Maternal deaths: First measure, then cut
23 September 2011
A target of having accurate, real-time data (vital statistics) from the vital registration system in all countries by 2020, with major steps undertaken by 2015, has been proposed by Dr Thomas. Frieden, Director of the United States Centers for Disease Control and Prevention (CDC). This would provide timely information to support accelerated action to reduce maternal deaths.
His remarks were made at a meeting called "Measuring and Understanding Maternal Mortality: Strategies to Achieve Data Completeness and Quality", hosted by CDC on 22-23 September 2011, in which the Health Metrics Network (HMN) and its host agency, the World Health Organization participated.
"What is accurately measured can be managed and improved," said Dr Frieden, adding that measurement is also important for the effective and efficient use of scarce resources. According to the CDC, nearly 360 000 (largely preventable) maternal deaths occur each year worldwide, with 99% of those in the developing countries, particularly those in sub-Saharan Africa and South Asia. The family, societal, economic and health consequences are numerous and can be severe. The number of women who suffer debilitating illnesses and lifelong disabilities as a result of pregnancy and childbirth is 10 to 20 times the number of annual maternal deaths.
Maternal mortality, however, is one of the few major health indicators not measured in many countries, said Dr Frieden. A majority of people in Africa and Asia are born and die without ever having a legal record of their life: more than 40% of the world's newborns are not registered. In the 2000s, only nine African countries had 90% or better vital registration coverage of births and only five African countries attained this level of coverage for deaths, representing little progress during the last half century.
Dr Mark Amexo, Senior Technical Officer at HMN, presented, at this meeting, an overview of the HMN priority strategic initiative Monitoring of Vital Events through use of Information Technology (MOVE-IT), describing its work streams and country start-up projects in Africa and Asia, with a timeline leading up to a high-level declaration expected in January 2012 at the African Symposium on Statistical Development in Cape Town. He said that MOVE-IT supports maternal death surveillance and audits, and provides evidence for maternal health interventions to prevent mortality. For instance in Ghana, HMN and partners are helping establish a community-based monitoring and recording of births and deaths, pregnancy tracking and data management system supported by information technology (IT).

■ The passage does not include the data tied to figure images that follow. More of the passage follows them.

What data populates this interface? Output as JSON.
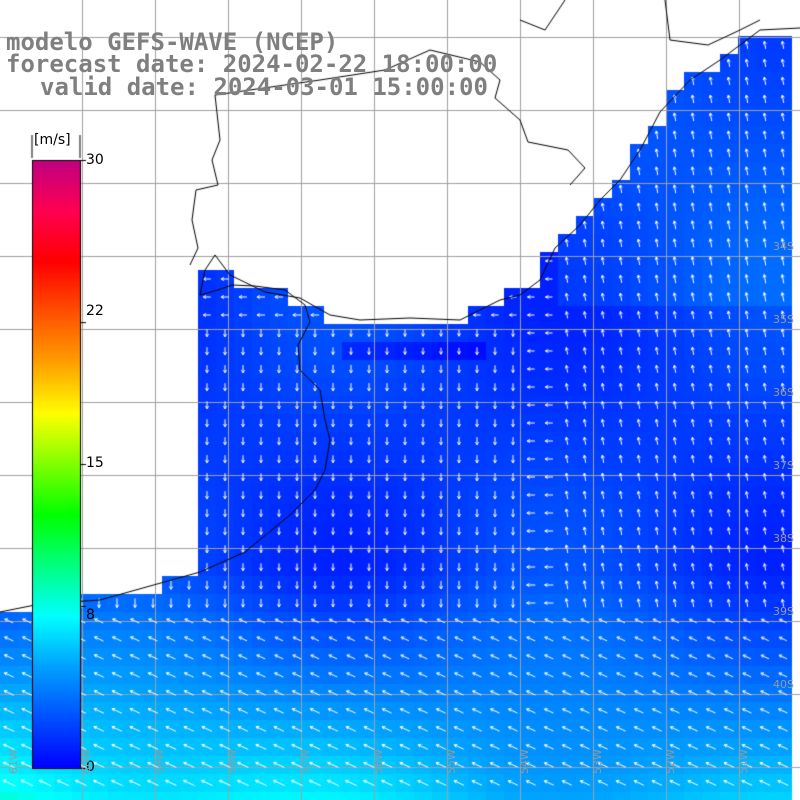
{
  "title": {
    "model": "modelo GEFS-WAVE (NCEP)",
    "forecast": "forecast date: 2024-02-22 18:00:00",
    "valid": "valid date: 2024-03-01 15:00:00"
  },
  "colorbar": {
    "unit": "[m/s]",
    "ticks": [
      "30",
      "22",
      "15",
      "8",
      "0"
    ],
    "tick_values": [
      30,
      22,
      15,
      8,
      0
    ],
    "range": [
      0,
      30
    ],
    "colors": [
      "#0000ff",
      "#0050ff",
      "#00a0ff",
      "#00ffff",
      "#00ff80",
      "#00ff00",
      "#80ff00",
      "#ffff00",
      "#ffa000",
      "#ff5000",
      "#ff0000",
      "#ff0050",
      "#c00080"
    ]
  },
  "map": {
    "lat_labels": [
      "34S",
      "35S",
      "36S",
      "37S",
      "38S",
      "39S",
      "40S"
    ],
    "lon_labels": [
      "61W",
      "60W",
      "59W",
      "58W",
      "57W",
      "56W",
      "55W",
      "54W",
      "53W",
      "52W",
      "51W"
    ],
    "land_color": "#ffffff",
    "grid_color": "#a0a0a0",
    "coast_color": "#000000",
    "arrow_color": "#ffffff",
    "wind_speed_range": [
      0,
      8
    ]
  }
}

In addition to the necessity of counting maternal deaths, it is critical to understand the medical cause of the death which would allow addressing such causes and preventing future deaths through public health action, emphasized the CDC. HMN is also working to determine causes of deaths via verbal autopsy tools. Technological progress; high-level political and financial commitment to the United Nations Global Strategy for Women's and Children's Health and to achieving results and accountability via the United Nations Commission on Information and Accountability; and the pressure of the Millennium Development Goals deadline of 2015 combine to form a perfect good storm to power progress towards better maternal health now.